Monitoring becomes more critical without redundancy
With no second replica to absorb load or mask a partial failure, monitoring and alerting for a single-container deployment need to be tuned to notice problems quickly, since there is no graceful degradation path the way there might be in a multi-replica setup where one unhealthy replica is simply removed from rotation while others continue serving:
docker run -d --name my-api --restart=unless-stopped --log-driver=syslog my-api:1.4.0
*/2 * * * * docker inspect --format='{{.State.Health.Status}}' my-api | grep -q healthy || curl -X POST https://alerts.example.com/webhook -d "my-api unhealthy"
A lightweight, frequent external health check, separate from the container runtime's own health check loop, gives an independent confirmation that the single instance is actually reachable and functioning, which matters more here than in a setup with built-in redundancy.
Knowing when to outgrow single-container deployment
A single-container deployment should be revisited once the service's traffic, availability requirements, or organizational importance grow past what a single instance can reasonably absorb.

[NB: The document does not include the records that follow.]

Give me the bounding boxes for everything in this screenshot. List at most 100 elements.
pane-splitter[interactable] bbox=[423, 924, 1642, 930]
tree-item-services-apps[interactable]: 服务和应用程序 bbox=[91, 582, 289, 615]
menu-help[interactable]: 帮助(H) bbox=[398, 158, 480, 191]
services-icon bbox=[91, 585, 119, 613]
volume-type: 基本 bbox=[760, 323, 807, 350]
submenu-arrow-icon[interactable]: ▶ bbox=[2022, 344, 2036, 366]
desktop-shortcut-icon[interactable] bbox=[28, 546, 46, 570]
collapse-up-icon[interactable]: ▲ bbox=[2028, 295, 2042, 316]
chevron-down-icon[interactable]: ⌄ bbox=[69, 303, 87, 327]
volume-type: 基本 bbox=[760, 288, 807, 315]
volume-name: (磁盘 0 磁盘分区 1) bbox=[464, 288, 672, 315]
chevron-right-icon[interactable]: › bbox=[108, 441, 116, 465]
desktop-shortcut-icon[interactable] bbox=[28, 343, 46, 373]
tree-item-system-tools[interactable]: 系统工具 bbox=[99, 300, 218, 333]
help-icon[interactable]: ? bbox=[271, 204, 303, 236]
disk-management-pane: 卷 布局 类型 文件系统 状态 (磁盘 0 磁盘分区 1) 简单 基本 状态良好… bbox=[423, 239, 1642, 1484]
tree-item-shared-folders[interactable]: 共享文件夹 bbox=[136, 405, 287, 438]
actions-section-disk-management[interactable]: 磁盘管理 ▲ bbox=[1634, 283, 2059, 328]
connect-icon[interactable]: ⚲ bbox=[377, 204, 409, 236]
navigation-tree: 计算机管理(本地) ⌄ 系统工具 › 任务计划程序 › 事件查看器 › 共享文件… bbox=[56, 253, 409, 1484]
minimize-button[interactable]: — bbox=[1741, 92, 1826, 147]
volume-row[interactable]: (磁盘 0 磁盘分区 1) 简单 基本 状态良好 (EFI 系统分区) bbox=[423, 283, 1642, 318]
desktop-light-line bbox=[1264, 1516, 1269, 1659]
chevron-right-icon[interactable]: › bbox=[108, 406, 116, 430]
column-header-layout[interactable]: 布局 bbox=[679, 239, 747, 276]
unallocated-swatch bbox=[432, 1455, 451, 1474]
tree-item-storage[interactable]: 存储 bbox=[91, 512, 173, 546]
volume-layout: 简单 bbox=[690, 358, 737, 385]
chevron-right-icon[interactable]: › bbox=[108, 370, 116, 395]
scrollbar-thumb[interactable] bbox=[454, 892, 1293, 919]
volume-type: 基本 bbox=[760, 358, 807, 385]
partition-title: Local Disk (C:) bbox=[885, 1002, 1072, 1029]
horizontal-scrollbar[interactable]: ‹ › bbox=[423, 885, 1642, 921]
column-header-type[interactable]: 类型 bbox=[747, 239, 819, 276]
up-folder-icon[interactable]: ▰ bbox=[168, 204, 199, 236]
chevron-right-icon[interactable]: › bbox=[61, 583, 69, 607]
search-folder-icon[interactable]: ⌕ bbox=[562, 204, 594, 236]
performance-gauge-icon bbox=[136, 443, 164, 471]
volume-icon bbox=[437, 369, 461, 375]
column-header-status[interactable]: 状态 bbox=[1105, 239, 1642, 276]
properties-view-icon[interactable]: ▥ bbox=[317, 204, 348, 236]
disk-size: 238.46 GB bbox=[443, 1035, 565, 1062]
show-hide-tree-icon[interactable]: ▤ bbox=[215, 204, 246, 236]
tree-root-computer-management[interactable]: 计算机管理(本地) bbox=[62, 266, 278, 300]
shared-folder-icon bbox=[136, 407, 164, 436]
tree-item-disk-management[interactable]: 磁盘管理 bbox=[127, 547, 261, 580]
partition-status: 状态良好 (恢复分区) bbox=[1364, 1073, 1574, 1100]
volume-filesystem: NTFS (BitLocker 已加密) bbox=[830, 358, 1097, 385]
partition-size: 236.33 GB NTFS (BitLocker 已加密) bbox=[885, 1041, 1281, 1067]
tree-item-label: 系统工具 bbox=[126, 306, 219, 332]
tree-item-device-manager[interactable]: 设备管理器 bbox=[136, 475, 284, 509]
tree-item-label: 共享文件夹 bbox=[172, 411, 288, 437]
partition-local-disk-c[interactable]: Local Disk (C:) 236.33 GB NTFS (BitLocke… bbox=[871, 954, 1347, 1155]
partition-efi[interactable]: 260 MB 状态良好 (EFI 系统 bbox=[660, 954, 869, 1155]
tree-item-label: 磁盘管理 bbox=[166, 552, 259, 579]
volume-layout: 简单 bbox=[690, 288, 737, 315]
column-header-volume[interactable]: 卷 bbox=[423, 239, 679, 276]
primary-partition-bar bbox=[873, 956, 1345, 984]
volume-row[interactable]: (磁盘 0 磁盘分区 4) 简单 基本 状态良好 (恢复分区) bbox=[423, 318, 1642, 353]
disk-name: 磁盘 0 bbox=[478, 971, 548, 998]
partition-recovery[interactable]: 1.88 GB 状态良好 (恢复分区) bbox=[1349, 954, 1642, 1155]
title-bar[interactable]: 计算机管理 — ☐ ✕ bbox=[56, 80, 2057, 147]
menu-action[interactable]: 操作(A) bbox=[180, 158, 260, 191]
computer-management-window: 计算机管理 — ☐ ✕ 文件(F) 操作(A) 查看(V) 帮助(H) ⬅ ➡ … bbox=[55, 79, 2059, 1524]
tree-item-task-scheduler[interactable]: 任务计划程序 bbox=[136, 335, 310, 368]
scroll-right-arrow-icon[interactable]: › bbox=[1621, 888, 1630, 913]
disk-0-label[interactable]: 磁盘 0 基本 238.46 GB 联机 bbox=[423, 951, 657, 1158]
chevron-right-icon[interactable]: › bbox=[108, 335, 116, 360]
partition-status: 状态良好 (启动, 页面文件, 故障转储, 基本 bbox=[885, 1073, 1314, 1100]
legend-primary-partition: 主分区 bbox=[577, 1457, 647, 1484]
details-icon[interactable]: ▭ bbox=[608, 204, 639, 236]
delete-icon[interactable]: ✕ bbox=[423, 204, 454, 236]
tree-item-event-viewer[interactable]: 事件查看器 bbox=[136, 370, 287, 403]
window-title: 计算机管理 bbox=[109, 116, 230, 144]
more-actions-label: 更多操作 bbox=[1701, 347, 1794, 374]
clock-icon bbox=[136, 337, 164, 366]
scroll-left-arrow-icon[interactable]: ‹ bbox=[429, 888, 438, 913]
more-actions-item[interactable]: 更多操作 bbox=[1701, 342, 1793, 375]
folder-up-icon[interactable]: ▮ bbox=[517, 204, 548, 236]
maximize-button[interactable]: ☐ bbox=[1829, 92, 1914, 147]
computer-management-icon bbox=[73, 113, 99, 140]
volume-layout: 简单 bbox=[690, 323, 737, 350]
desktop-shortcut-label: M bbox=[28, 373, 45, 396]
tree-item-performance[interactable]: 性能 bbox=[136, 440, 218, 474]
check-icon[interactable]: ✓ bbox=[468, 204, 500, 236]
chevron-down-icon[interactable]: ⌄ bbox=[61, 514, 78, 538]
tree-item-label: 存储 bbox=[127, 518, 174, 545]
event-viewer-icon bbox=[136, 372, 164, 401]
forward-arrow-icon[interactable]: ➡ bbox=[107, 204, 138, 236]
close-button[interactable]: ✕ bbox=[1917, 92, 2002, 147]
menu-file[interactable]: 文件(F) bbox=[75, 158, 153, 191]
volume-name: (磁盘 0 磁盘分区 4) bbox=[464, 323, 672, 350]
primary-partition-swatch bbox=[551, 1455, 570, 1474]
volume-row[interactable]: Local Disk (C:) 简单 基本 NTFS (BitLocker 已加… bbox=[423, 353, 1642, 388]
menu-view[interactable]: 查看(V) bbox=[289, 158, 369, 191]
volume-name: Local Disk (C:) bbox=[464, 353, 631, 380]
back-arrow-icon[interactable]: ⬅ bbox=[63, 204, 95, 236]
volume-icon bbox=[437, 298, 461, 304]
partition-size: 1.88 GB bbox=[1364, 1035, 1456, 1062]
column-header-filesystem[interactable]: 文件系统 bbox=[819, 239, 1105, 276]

Signs that the pattern has been outgrown include the service becoming a frequent single point of failure during incidents, traffic exceeding what one container's resource limits can comfortably handle, or downtime during routine deployments becoming a recurring complaint.
services:
api:
image: my-api:1.5.0
deploy:
replicas: 3
Migrating from a single container to a multi-replica setup behind a load balancer is a deliberate architectural change, not something that needs to happen by default from day one.
Common mistakes
- Running a single-container production service with no restart policy at all, leaving a crashed process down until someone notices manually.
- Treating a single-container deployment's restart policy as a substitute for backups, when a restart only recovers from a process crash, not from data loss or corruption.
- Deploying a new version by stopping the old container before the new one is confirmed healthy, turning every deployment into a guaranteed downtime window.
- Under-monitoring a single-container service because it feels low-stakes, missing the fact that with no redundancy, any undetected failure is a full outage rather than a partial one.
- Continuing to run a service as a single container well past the point where its actual traffic or importance justified multiple replicas, simply because the original setup was never revisited.
Single container deployment is a reasonable, deliberate choice for genuinely low-stakes or low-traffic services, provided it still includes a restart policy, real health checking, proper data persistence and backup, and a deployment process that avoids stopping the only running instance before its replacement is confirmed healthy.